It is completely necessary to not only be aware of your own driving, but of the driving of every person around you. Watch for cars that are swerving or changing lanes without a signal, as these are signs that you could be in danger. Traffic accidents are a very common occurrence across the nation, and the best thing for you to do is be aware that an accident can occur at any time. It is in your best interest to always be prepared for emergency driving situations. Here’s some best practice tips:
If your accelerator sticks:
Since the accelerator is your gas pedal, your vehicle may continue to move faster and faster. This is a very dangerous situation, and you will need to react quickly and try to remain calm in order to make it through the steps required to try to fix this problem.
- Make sure to keep your eyes on the road, and steer your vehicle in directions that will help you avoid danger.
- Make sure that your hazard lights are flashing, so that the cars driving around you will be alerted that something is wrong.
- Try to use the gas pedal to determine if that will cause it to become unstuck. You can tap the pedal, or attempt to lift it with your toes.
- Shift your vehicle to neutral immediately, and try to use the brakes if your pedal is still stuck. Doing this will cause the engine to race, but power will be removed from the wheels.
- Concentrate on the road, making sure to steer yourself away from anything dangerous, and pull over whenever you can stop the car.
- Keep your emergency hazard lights on.
If you have a tire blowout:
Thumping noises are sometimes an occurrence before a tire fully blows out, though you will usually not know ahead of time when a tire will blow out. In the event of a front tire blowout, your steering wheel will vibrate and you will feel the vehicle pull to one side.
In the event of a rear tire blowout, one corner of the vehicle will drop suddenly, and the rear of vehicle will wobble back and forth.

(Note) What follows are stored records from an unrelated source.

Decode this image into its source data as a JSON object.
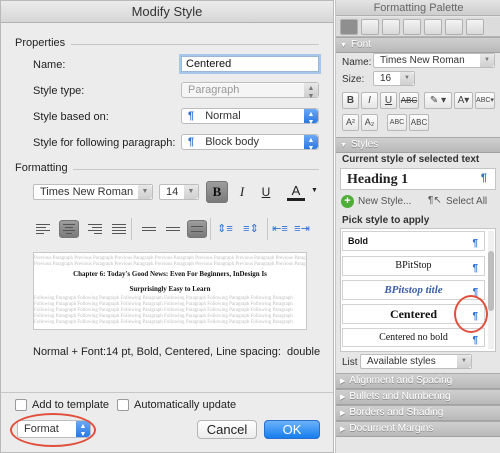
{
  "dialog": {
    "title": "Modify Style",
    "properties_heading": "Properties",
    "name_label": "Name:",
    "name_value": "Centered",
    "style_type_label": "Style type:",
    "style_type_value": "Paragraph",
    "based_on_label": "Style based on:",
    "based_on_value": "Normal",
    "following_label": "Style for following paragraph:",
    "following_value": "Block body",
    "formatting_heading": "Formatting",
    "font_name": "Times New Roman",
    "font_size": "14",
    "bold_label": "B",
    "italic_label": "I",
    "underline_label": "U",
    "color_label": "A",
    "preview": {
      "filler": "Previous Paragraph Previous Paragraph Previous Paragraph Previous Paragraph Previous Paragraph Previous Paragraph Previous Paragraph",
      "heading_line1": "Chapter 6: Today's Good News: Even For Beginners, InDesign Is",
      "heading_line2": "Surprisingly Easy to Learn",
      "following": "Following Paragraph Following Paragraph Following Paragraph Following Paragraph Following Paragraph Following Paragraph"
    },
    "description": "Normal + Font:14 pt, Bold, Centered, Line spacing:  double",
    "add_to_template_label": "Add to template",
    "auto_update_label": "Automatically update",
    "format_label": "Format",
    "cancel_label": "Cancel",
    "ok_label": "OK"
  },
  "palette": {
    "title": "Formatting Palette",
    "font_section": "Font",
    "name_label": "Name:",
    "font_name": "Times New Roman",
    "size_label": "Size:",
    "font_size": "16",
    "styles_section": "Styles",
    "current_style_label": "Current style of selected text",
    "current_style_value": "Heading 1",
    "new_style_label": "New Style...",
    "select_all_label": "Select All",
    "pick_style_label": "Pick style to apply",
    "style_items": [
      "Bold",
      "BPitStop",
      "BPitstop title",
      "Centered",
      "Centered no bold"
    ],
    "list_label": "List",
    "list_value": "Available styles",
    "collapsed_sections": [
      "Alignment and Spacing",
      "Bullets and Numbering",
      "Borders and Shading",
      "Document Margins"
    ]
  },
  "colors": {
    "accent_blue": "#2b77e2",
    "annotation_red": "#e0503c"
  }
}
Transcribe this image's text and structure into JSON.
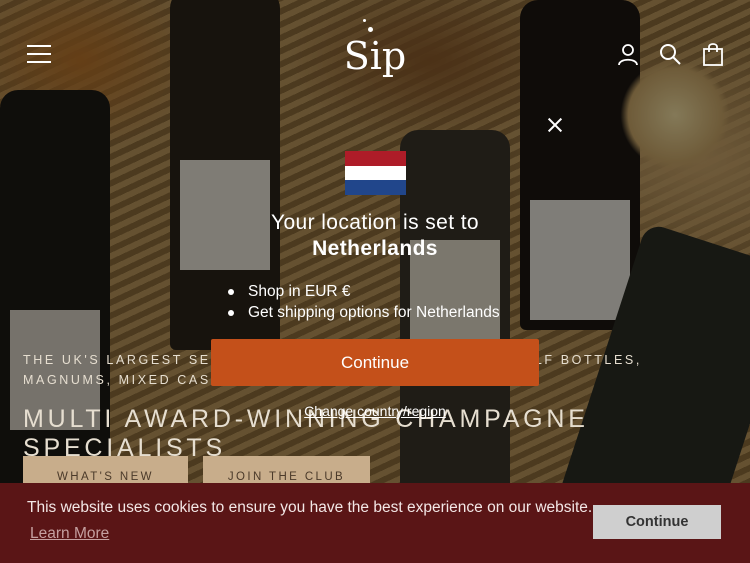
{
  "header": {
    "logo_text": "Sip",
    "menu_icon": "hamburger-menu-icon",
    "account_icon": "user-account-icon",
    "search_icon": "search-icon",
    "cart_icon": "shopping-bag-icon"
  },
  "hero": {
    "tagline": "THE UK'S LARGEST SELECTION OF GROWER CHAMPAGNE: HALF BOTTLES, MAGNUMS, MIXED CASES, MONTHLY SUBSCRIPTIONS",
    "headline": "MULTI AWARD-WINNING CHAMPAGNE SPECIALISTS",
    "buttons": {
      "whats_new": "WHAT'S NEW",
      "join_club": "JOIN THE CLUB"
    }
  },
  "location_popup": {
    "flag": "netherlands-flag",
    "flag_colors": [
      "#AE1C28",
      "#FFFFFF",
      "#21468B"
    ],
    "line1": "Your location is set to",
    "country": "Netherlands",
    "perks": [
      "Shop in EUR €",
      "Get shipping options for Netherlands"
    ],
    "continue_label": "Continue",
    "change_label": "Change country/region",
    "close_icon": "close-icon",
    "accent_color": "#C4501A"
  },
  "cookie_bar": {
    "message": "This website uses cookies to ensure you have the best experience on our website.",
    "learn_more": "Learn More",
    "button_label": "Continue",
    "bg_color": "#5A1516"
  }
}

In order to attempt to prevent tire blowout, always ensure that your tires are in good condition and are properly inflated.
When a tire blows out, this is what you should do:
- Hold a firm grasp on your steering wheel.
- Do not use your brakes. If you do, this may mean your vehicle will skid and you will lose control.
- Slowly take your foot off of the gas pedal.
- Smoothly steer in the direction you want to go. Jerking the steering wheel in a direction will put you in danger.
You can ride on a flat tire as long as you need to in order to find a safe place to pull over and stop your vehicle. Press your brakes gently if you must use them. Let your vehicle slow to a stop, and make sure it is fully off the road before you change your tire.